No man knows what he does or thinks (unless he can keep himself separate from the thoughts of all around him, which requires a wonderful nature) when his legs go along with the legs of other men, and he has to swing his arms accordingly. There was no sort of march among us; for we had never been even of the Volunteer Force (except myself, and that only made me critical, without any help in it), and if we had wanted to show the Caucasus any sense of drill, we could never have done it, even if we had known how. By order of the rocky way, or of rocks without any way among them, we could never march two abreast, or even three in file with decency. All we could do was to get along, and admire one another's clumsiness.

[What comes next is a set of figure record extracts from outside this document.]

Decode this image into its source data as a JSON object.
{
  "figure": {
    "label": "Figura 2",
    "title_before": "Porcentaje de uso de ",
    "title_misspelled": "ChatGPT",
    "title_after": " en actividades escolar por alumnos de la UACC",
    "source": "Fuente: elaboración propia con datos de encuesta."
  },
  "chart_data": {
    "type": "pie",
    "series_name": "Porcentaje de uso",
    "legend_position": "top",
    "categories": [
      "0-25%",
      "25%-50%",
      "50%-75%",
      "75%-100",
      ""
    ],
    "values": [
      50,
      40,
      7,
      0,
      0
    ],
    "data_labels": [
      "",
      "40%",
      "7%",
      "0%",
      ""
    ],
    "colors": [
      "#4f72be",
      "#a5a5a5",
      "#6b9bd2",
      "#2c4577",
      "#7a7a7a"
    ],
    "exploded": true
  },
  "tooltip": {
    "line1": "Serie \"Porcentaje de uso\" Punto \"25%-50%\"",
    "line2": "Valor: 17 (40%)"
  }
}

Then we came to a place with a sudden gap in front, and nothing but the sky beyond it. A cleft in the crown of a rugged ascent, with spires of black rocks right and left. And there on the saddle-ridge that we must pass, a gaunt and wondrous figure arose, whether of man or of beast, and wavered against the grey mist of the distance, and swayed. Two long arms, like a gallows out of gear, or a cross that has rotted with its weight, struck up; and having been severely tried already we were much at a loss what to make of it. There was good light still, and we were not to be frightened, as we must have been after sunset; but the Interpreter being always nervous turned round, and exclaimed: "She has sent the Devil, the Devil himself, to stop us." While he spoke the long figure fell down on its knees, and swung its lank arms, like a windmill.
"Hold hard! Don't fire!" Strogue shouted sternly, as some of our men had brought their guns to bear. "Idiots, it is nothing but a poor lost man, a fellow without a bit of food inside him. George, let us go and see what he is up to."

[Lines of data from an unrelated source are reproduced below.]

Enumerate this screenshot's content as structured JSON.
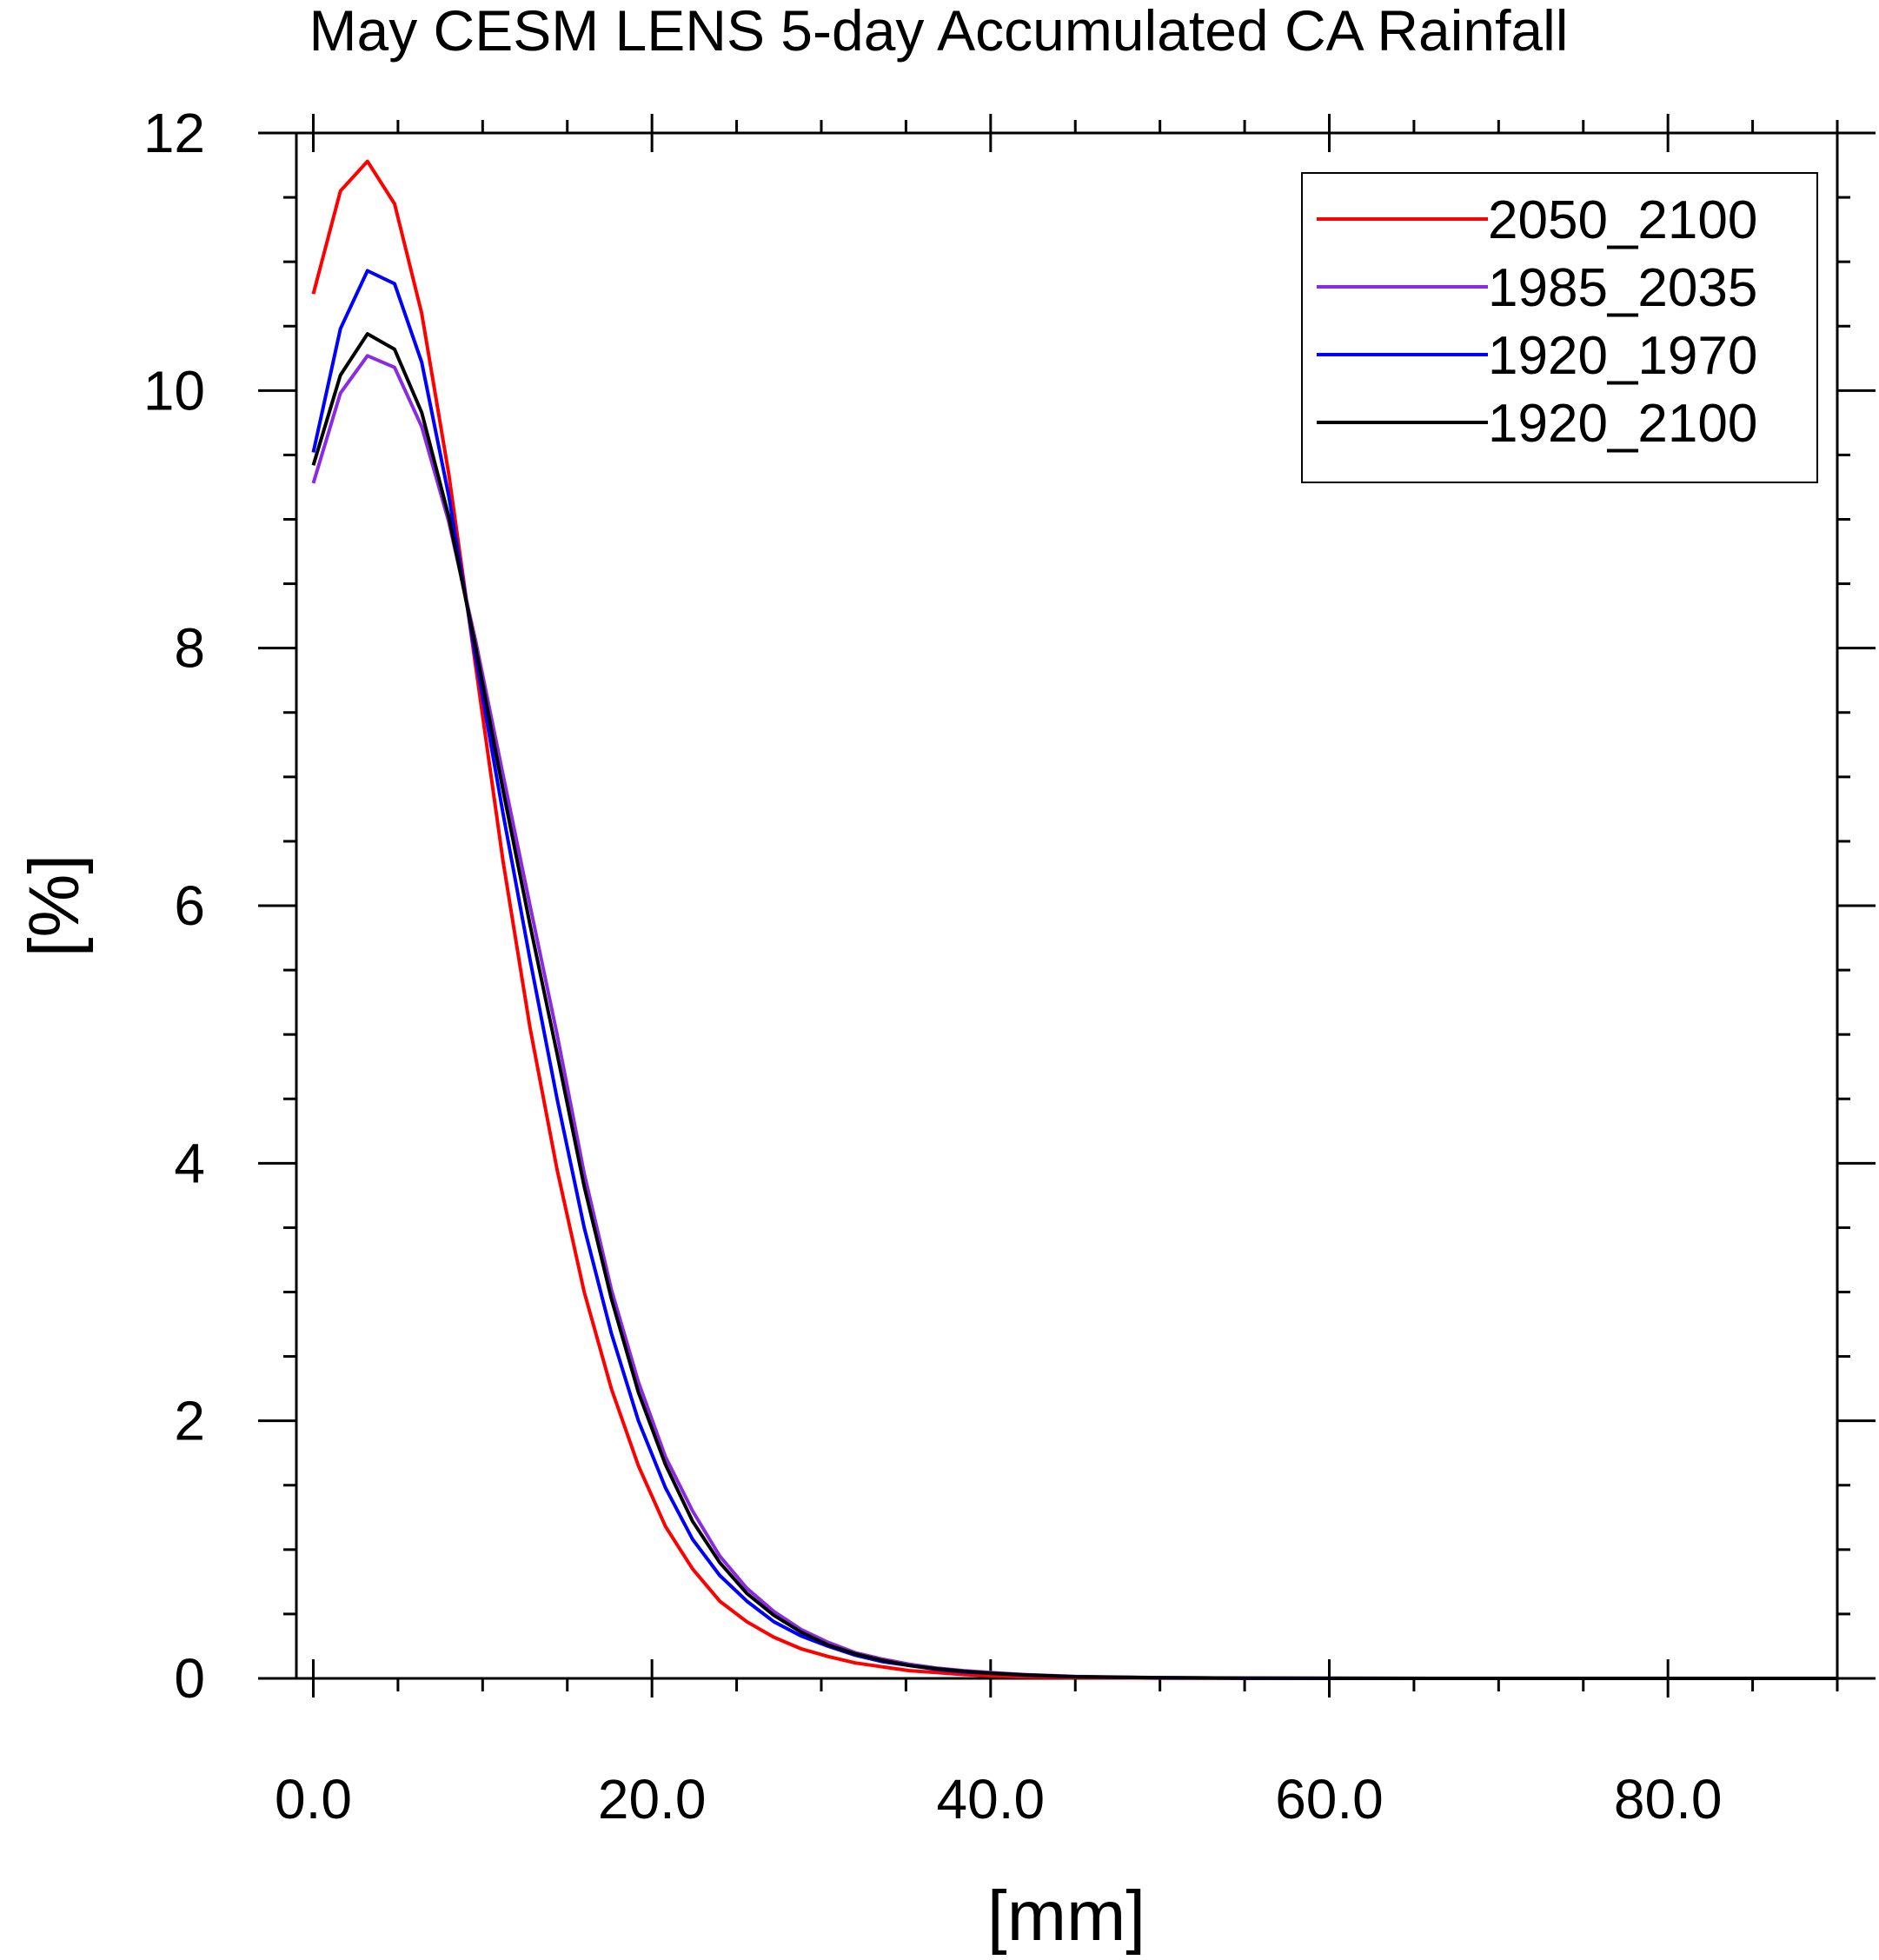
{
  "chart_data": {
    "type": "line",
    "title": "May CESM LENS 5-day Accumulated CA Rainfall",
    "xlabel": "[mm]",
    "ylabel": "[%]",
    "xlim": [
      -1,
      90
    ],
    "ylim": [
      0,
      12
    ],
    "xticks": [
      0,
      20,
      40,
      60,
      80
    ],
    "xtick_labels": [
      "0.0",
      "20.0",
      "40.0",
      "60.0",
      "80.0"
    ],
    "yticks": [
      0,
      2,
      4,
      6,
      8,
      10,
      12
    ],
    "ytick_labels": [
      "0",
      "2",
      "4",
      "6",
      "8",
      "10",
      "12"
    ],
    "legend_position": "top-right",
    "x": [
      0,
      1.6,
      3.2,
      4.8,
      6.4,
      8,
      9.6,
      11.2,
      12.8,
      14.4,
      16,
      17.6,
      19.2,
      20.8,
      22.4,
      24,
      25.6,
      27.2,
      28.8,
      30.4,
      32,
      33.6,
      35.2,
      36.8,
      38.4,
      40,
      42,
      45,
      50,
      55,
      60,
      70,
      80,
      90
    ],
    "series": [
      {
        "name": "2050_2100",
        "color": "#ff0000",
        "values": [
          10.75,
          11.55,
          11.78,
          11.45,
          10.6,
          9.35,
          7.85,
          6.35,
          5.05,
          3.95,
          3.0,
          2.25,
          1.65,
          1.18,
          0.85,
          0.6,
          0.44,
          0.32,
          0.23,
          0.17,
          0.12,
          0.09,
          0.06,
          0.045,
          0.03,
          0.02,
          0.012,
          0.006,
          0.002,
          0.001,
          0,
          0,
          0,
          0
        ]
      },
      {
        "name": "1985_2035",
        "color": "#8a2be2",
        "values": [
          9.28,
          9.98,
          10.27,
          10.18,
          9.72,
          8.98,
          8.05,
          7.02,
          6.0,
          5.0,
          3.92,
          3.02,
          2.3,
          1.72,
          1.3,
          0.95,
          0.7,
          0.52,
          0.38,
          0.28,
          0.2,
          0.15,
          0.11,
          0.08,
          0.06,
          0.045,
          0.03,
          0.015,
          0.006,
          0.002,
          0.001,
          0,
          0,
          0
        ]
      },
      {
        "name": "1920_1970",
        "color": "#0000ff",
        "values": [
          9.52,
          10.48,
          10.93,
          10.83,
          10.22,
          9.18,
          7.92,
          6.72,
          5.58,
          4.5,
          3.5,
          2.68,
          2.0,
          1.48,
          1.08,
          0.8,
          0.6,
          0.44,
          0.33,
          0.25,
          0.18,
          0.13,
          0.1,
          0.07,
          0.05,
          0.04,
          0.025,
          0.012,
          0.005,
          0.002,
          0.001,
          0,
          0,
          0
        ]
      },
      {
        "name": "1920_2100",
        "color": "#000000",
        "values": [
          9.42,
          10.12,
          10.44,
          10.32,
          9.83,
          9.02,
          8.0,
          6.9,
          5.85,
          4.85,
          3.82,
          2.95,
          2.22,
          1.66,
          1.22,
          0.9,
          0.66,
          0.49,
          0.36,
          0.26,
          0.19,
          0.14,
          0.1,
          0.075,
          0.055,
          0.04,
          0.027,
          0.013,
          0.005,
          0.002,
          0.001,
          0,
          0,
          0
        ]
      }
    ]
  }
}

I was ready to go anywhere and do anything in my present state of mind; and when we came up to him, our poor brother mortal fell upon his face, and put his hands upon our feet. He muttered some words which we could not understand, and then he opened his mouth, which was very large, and pointed down it intelligibly to the slowest comprehension.
"He may be the Devil, but he wants some grub," Strogue shouted back to our company, who were still looking towards us doubtfully, for people become superstitious, without intending it, in these wild places. Then Cator came up, with a barley-cake in one hand and his rifle in the other. The unfortunate starver took no heed of the weapon in his extremity, but stretched his shrivelled arm across the muzzle, and tore the cake from Cator. In a moment it was gone, almost without a munch; and then he stared at us, with sun-scorched eyes projecting from their peel like a boiled potato,—and groaned for more, crooking his fingers like prongs of a rake. We shrank from him so that he might not touch us. But for the blood he was covered with we should have taken him for a skeleton; and but for his groans and nakedness we should have passed him as a scarecrow.

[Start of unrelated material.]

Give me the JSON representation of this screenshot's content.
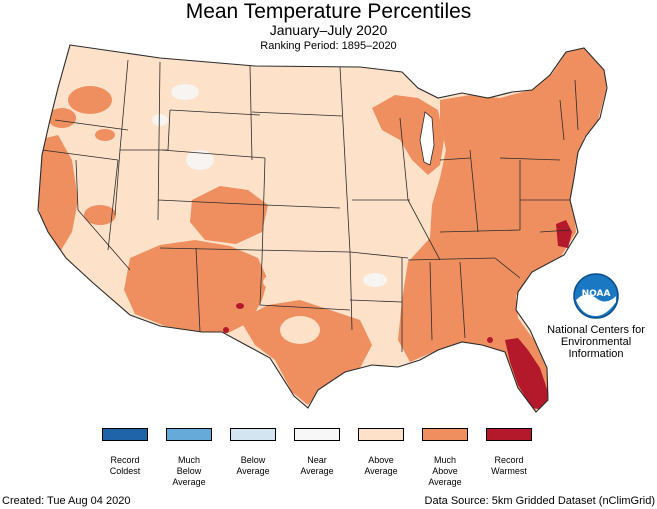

"Don't be in such a hurry, old chap, or you'll do yourself more harm than good," Strogue suggested reasonably. But even if the other had understood, it would have made no difference. He spread his face out in such a manner that there was nothing left but mouth; as a young cuckoo in a sparrow's nest, when his stepmother cannot satisfy him, squattles his empty body down, and distends himself into one enormous gape. Then Tommy Williams came up laughing, with his hat full of broken victuals; and the Captain, who understood the subject, said: "Not too fast, or he'll fall to pieces. And pour down a little whiskey to soften it."
When the poor fellow came round a little—and flat enough he had been before—to our surprise he proved himself an exceedingly brave and well-intentioned man. In fact, if he had been otherwise we should never have found him there. A barbarian he appeared at first, but that was appearance only, and under the stress of misfortune, although he belonged to a race which is the most barbarous of the Caucasus. When through our nervous interpreter we began to understand him, we soon perceived that it was our good luck as well as his own, which had brought him to us. And much as at first we grudged the time expended in this humanity, we soon came to see that it had been well spent, even for our own purposes. After such a fast, and then such feasting (prolonged in even more than due redress), it would have been most unfair to expect many words from him prematurely. We clothed him a little, for he was stark naked,—and so hairy a person I never beheld,—and then we cut the tight cord knotted round his waist, from which even famine had not freed him; and then we made a litter—for he could not walk—and carried him to our night-quarters. Luckily there was no foe in search of us, or that miserable sufferer's groans and snores must have told our whereabout to every echo. He surprised us again by an eager call for supper, but none would we give him, until he had splashed for a quarter of an hour in the glacier stream. Then we fed him again, and clothed him fairly, and a decent and reputable man he looked, though going down the vale of years. And his tale was interpreted as follows.